2 cups date pellets*

1 cup hot water

Place date pellets in a bowl and cover with hot water. After 30 minutes drain off excess water and blend thoroughly in blender or food processor. Store in a covered container in fridge. I have kept this for up to 5 weeks in the fridge.

*I prefer to use date pellets to make date paste, because they are usually far less expensive than whole dates, and since I blend them up they work perfectly. I usually find them in bulk bins at Sprouts, or similar. I have a delicious treat using whole dates coming up soon. Can you handle the suspense?!? (haha)

Cashew Bliss Balls

imageCashew Bliss Balls

1 1/2 cups cashews, or 1 cup cashew butter

3/4 cup date paste

2 tablespoons cocoa

1 teaspoon vanilla

1/2 cup unsweetened coconut, plus more for rolling

In a food processor blend cashews for several minutes, until they become cashew butter.
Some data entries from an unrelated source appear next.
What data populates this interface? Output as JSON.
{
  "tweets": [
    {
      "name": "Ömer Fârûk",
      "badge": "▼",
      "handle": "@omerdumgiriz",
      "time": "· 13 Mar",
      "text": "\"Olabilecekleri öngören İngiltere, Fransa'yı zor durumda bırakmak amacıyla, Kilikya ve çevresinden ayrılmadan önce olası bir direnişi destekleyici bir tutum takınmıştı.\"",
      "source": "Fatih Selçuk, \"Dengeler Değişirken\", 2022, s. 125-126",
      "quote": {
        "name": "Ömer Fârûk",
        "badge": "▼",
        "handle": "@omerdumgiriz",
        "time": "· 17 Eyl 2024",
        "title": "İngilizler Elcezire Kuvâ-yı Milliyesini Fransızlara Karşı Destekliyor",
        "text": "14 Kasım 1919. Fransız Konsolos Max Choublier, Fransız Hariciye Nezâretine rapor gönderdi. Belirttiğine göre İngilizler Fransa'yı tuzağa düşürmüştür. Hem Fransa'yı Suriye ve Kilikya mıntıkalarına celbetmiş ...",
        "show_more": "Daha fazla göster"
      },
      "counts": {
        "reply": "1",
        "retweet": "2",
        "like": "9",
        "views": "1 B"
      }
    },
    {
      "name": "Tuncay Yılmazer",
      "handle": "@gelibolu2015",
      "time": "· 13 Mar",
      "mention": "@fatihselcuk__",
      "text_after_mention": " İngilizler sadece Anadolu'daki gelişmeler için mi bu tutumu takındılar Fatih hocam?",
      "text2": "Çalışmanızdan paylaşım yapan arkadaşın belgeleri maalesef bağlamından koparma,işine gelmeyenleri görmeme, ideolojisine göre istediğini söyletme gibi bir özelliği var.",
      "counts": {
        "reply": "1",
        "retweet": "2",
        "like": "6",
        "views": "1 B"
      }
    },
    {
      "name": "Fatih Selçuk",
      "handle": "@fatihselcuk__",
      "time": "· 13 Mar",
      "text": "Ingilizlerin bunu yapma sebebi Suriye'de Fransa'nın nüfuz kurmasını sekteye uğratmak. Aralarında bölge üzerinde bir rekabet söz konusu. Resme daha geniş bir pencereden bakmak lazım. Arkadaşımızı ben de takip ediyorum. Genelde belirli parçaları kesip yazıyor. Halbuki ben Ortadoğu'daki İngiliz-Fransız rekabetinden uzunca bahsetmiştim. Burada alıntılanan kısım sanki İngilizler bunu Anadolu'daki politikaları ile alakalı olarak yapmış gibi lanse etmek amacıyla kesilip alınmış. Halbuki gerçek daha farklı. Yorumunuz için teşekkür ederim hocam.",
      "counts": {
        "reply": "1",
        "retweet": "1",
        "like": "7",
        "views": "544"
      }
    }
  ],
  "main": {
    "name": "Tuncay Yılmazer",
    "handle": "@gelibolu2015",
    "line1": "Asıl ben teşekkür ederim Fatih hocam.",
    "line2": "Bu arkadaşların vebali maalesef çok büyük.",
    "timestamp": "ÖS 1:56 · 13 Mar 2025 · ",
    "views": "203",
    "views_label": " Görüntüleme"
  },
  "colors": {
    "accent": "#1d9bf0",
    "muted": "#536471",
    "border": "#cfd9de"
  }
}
Then add date paste, cocoa, vanilla, and coconut process until well mixed. Form into small balls and roll in additional coconut, put in a covered container and keep in refrigerator. They keep for up to 10 days.

These were my favorite treat after I quit refined sugar. I love to keep them stocked in the fridge for those nights that I am hanging out with my husband, or afternoon snacks with a smoothie or fruit.